Mounting Drive in Colab

This can be done in two ways:

  • Through the user interface, simply click the “Mount Drive” button in the “Files” sidebar, and follow the prompts to allow access.
Hit the circled button to mount your google drive.
  • Or, by using the following snippet of code in a Colab cell, and again follow the prompts to grant access.
from google.colab import drivedrive.mount('/content/drive')

Once your Drive is mounted in Colab it’s time to download your data!

Downloading Complete Dataset or Single File

On Kaggle, head to your account settings and find the API section. Here you need to click the “Create New API Token” button to download the JSON file containing your Kaggle key.

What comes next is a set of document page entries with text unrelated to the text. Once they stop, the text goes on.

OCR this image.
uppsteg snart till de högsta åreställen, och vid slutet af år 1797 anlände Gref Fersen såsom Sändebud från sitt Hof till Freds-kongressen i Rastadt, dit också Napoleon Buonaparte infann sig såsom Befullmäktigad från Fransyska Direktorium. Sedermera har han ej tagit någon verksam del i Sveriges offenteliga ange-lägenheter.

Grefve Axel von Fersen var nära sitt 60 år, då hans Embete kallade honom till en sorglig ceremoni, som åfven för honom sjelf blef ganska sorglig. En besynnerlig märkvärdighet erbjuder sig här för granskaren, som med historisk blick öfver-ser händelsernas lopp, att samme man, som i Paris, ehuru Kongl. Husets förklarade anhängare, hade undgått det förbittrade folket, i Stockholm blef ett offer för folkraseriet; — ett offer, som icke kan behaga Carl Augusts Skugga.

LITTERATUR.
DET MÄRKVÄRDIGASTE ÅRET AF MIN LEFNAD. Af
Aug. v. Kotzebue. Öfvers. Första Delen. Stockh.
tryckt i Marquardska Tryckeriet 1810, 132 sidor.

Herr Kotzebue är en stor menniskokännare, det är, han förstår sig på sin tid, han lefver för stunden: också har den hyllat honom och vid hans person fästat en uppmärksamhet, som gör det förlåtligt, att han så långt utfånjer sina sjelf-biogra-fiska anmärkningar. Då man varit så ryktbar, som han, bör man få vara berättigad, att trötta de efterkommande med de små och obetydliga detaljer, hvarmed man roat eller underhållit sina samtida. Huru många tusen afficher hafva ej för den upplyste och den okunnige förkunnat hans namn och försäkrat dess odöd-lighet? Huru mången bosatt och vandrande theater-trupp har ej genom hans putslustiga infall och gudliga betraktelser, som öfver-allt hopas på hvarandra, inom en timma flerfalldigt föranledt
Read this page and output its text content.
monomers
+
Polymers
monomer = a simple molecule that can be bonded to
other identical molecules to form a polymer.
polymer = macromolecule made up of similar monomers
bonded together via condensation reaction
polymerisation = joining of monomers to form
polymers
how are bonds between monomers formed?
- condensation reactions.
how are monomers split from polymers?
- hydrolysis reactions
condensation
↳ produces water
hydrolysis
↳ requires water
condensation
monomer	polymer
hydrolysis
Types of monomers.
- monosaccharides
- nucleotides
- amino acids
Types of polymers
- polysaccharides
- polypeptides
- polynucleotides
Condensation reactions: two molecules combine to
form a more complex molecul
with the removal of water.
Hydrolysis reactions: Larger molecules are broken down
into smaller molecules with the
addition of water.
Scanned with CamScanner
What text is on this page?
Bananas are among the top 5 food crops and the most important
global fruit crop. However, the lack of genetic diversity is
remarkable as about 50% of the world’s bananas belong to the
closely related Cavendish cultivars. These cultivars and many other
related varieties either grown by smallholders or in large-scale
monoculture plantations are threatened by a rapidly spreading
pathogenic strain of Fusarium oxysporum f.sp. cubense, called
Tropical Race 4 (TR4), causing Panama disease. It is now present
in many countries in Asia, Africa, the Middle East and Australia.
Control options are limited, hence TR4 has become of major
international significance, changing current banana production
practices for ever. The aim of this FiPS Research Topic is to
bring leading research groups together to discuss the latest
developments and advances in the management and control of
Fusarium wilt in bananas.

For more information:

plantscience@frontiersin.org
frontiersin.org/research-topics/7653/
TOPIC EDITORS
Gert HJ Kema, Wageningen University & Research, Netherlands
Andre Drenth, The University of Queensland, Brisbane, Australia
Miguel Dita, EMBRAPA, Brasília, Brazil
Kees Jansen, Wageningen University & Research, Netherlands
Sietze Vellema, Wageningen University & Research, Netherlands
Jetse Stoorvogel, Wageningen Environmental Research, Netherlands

Then, open the JSON and copy your 32-digit key.

In a new Colab cell, copy and paste the below code, replacing the X’s with your Kaggle username and key, and run the cell.

import osos.environ['KAGGLE_USERNAME'] = "XXXXXXXX" 
# username from the json file
os.environ['KAGGLE_KEY'] = "XXXXXXXXXXXXXXXXXXXXXXXXXXXXXXXXXXXX"
# key from the json file

Next, head to the “data” page of the Kaggle data you wish to download and copy the API command (circled in red):

Full dataset download

Now, in a new cell, paste the API command, prefixed by an “!” and run cell to download the complete dataset to the current working directory in Drive. You can also specify the download path with “-p” as shown below.

!kaggle competitions download -c siim-isic-melanoma-classification -p /content/drive/MyDrive/kaggledata

Single file download

Downloading a single file is essentially the same as the whole dataset, we just need to specify which file to download with an “-f”. Here we’ll be downloading the “test.csv” file.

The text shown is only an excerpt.